Alabama legislators propose bills to clarify status of IVF in wake of controversial ruling

Lawmakers in both chambers of the Alabama legislature have filed bills that would clarify state law related to embryos created via in vitro fertilization after significant backlash from the state Supreme Court’s ruling on the matter last week.

Draft legislation from Republican state Sen. Tim Melson, the chairman of the Alabama Senate’s Healthcare Committee, states that “any human egg that is fertilized in vitro shall be considered a potential life but shall not for any purposes be considered a human life … unless the fertilized egg is implanted into a woman’s uterus and a viable pregnancy can be medically detected.”

Democrats in the state House have also filed a bill stating that “any fertilized human egg or embryo existing outside of a human uterus is not considered an unborn child or human being for any purpose under state law.”

Last week, the Alabama Supreme Court ruled that the state’s Wrongful Death of a Minor Act, which applies to unborn children, also applies to frozen embryos that are the products of IVF. Justice Jay Mitchell, writing for the majority, called frozen embryos “extrauterine children” and clarified that both parties in the lawsuit recognized the embryos as human life.

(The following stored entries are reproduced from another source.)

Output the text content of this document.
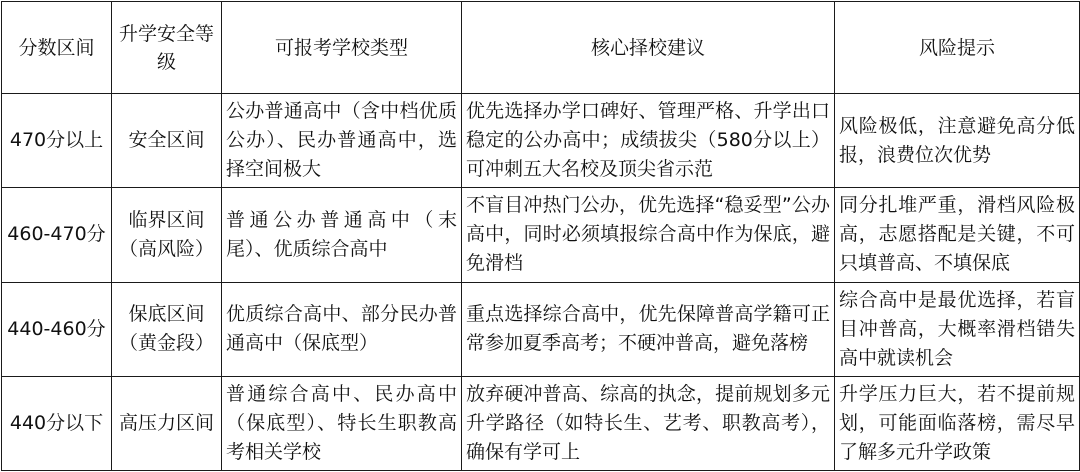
分数区间	升学安全等级	可报考学校类型	核心择校建议	风险提示
470分以上	安全区间	公办普通高中（含中档优质公办）、民办普通高中，选择空间极大	优先选择办学口碑好、管理严格、升学出口稳定的公办高中；成绩拔尖（580分以上）可冲刺五大名校及顶尖省示范	风险极低，注意避免高分低报，浪费位次优势
460-470分	临界区间（高风险）	普通公办普通高中（末尾）、优质综合高中	不盲目冲热门公办，优先选择“稳妥型”公办高中，同时必须填报综合高中作为保底，避免滑档	同分扎堆严重，滑档风险极高，志愿搭配是关键，不可只填普高、不填保底
440-460分	保底区间（黄金段）	优质综合高中、部分民办普通高中（保底型）	重点选择综合高中，优先保障普高学籍可正常参加夏季高考；不硬冲普高，避免落榜	综合高中是最优选择，若盲目冲普高，大概率滑档错失高中就读机会
440分以下	高压力区间	普通综合高中、民办高中（保底型）、特长生职教高考相关学校	放弃硬冲普高、综高的执念，提前规划多元升学路径（如特长生、艺考、职教高考），确保有学可上	升学压力巨大，若不提前规划，可能面临落榜，需尽早了解多元升学政策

Mitchell added in his opinion that the policy complications as a result of the decision were not the concern of the court.

“[T]hese types of policy-focused arguments belong before the Legislature, not this Court,” Mitchell wrote. “It is not the role of this Court to craft a new limitation based on our own view of what is or is not wise public policy.”

Melson told the Alabama Reflector, a local news outlet, that life beginning at conception “is a big argument,” but it did not influence his drafting of the new legislation.

“I won’t argue that point, but it’s not going to form into a life until it’s put into the uterus,” the Healthcare Committee chairman said.

During the course of IVF treatment, multiple eggs are extracted from a woman to create embryos outside of the womb. If the embryos are not implanted into the patient, they are cryogenically frozen until the patient pursues another pregnancy.

Melson argued that a woman should be able to determine what is done with the remaining embryos if one of them is successfully implanted in the uterus and results in a viable pregnancy.

“When a lady is two or three successful pregnancies and these are left over, it’s just time to make sure that they aren’t penalized for success,” he said.

Anti-abortion organizations have praised the court’s decision for recognizing that embryos must be treated with human dignity.

“The Alabama Court recognized what is obvious and a scientific fact — life begins at conception,” SBA Pro-Life America State Policy Director Katie Daniel told the Washington Examiner. “That does not mean fertility treatment is prohibited. Rather it means fertility treatments need not carelessly or intentionally destroy the new life created.”

“This isn’t a game,” state Rep. Philip Ensler, a Democrat from Montgomery, Alabama, said. “This isn’t just politics and ‘let’s score some points to be able to put in a campaign ad’ — these are real people’s lives that are very, very affected and in a very intimate way.”